Farmer who smuggled migrants gets light sentence
PARIS— A French farmer who smuggled African migrants to safety, defying authorities in an effort that his supporters likened to the Underground Railroad, was essentially given a slap on the wrist by a court Friday.
Olive farmer Cédric Herrou has become something of a hero after he shepherded migrants across the Italian border and into the Roya Valley of southern France, challenging official policy of rounding up migrants and sending them to detention centres or deporting them.
A court in Nice ordered Herrou on Friday to pay a fine of € 3,000, or about $4,200. If he stays out of trouble for five years, he will not have to pay it.

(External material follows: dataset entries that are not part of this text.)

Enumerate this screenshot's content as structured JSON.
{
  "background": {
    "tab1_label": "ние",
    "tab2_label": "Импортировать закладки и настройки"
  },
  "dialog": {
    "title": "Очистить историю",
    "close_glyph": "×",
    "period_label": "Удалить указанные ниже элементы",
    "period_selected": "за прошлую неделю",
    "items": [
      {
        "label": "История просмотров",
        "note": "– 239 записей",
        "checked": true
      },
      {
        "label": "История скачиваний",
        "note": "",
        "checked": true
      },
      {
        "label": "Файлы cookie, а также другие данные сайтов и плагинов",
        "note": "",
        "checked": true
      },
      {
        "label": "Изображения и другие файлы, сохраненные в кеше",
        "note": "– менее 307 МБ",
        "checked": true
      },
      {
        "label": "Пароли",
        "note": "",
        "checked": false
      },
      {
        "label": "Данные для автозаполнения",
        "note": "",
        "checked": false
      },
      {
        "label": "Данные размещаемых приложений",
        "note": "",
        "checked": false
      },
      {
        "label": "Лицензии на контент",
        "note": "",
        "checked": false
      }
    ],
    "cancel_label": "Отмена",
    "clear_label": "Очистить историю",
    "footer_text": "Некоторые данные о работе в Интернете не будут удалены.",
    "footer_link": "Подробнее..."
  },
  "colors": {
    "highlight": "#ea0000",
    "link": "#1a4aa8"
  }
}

The relatively light sentence — almost a nonsentence, given that the prosecutor, Jean-Michel Prêtre, had asked for tougher punishment — was an indication of how politically delicate the case against Herrou had become.
At the end of a highly publicized trial last month, Prêtre had requested that Herrou, 37, be sentenced to a suspended eight-month prison term.
A 2012 law allows citizens to help migrants for humanitarian reasons. Before that legislation, such aid could result in a sentence of up to five years and a fine of up to $41,700.
But Prêtre said Herrou’s actions had gone beyond the scope of the law, helping migrants enter the country illegally instead of merely offering them shelter.
At the trial, Prêtre appeared contrite at times that the law had to be applied to Herrou, and he praised the farmer’s cause as “noble.”
Herrou was cleared Friday of the more severe charges of having helped illegal migrants stay on French territory and of having illegally hosted over 50 Eritreans in an abandoned holiday resort.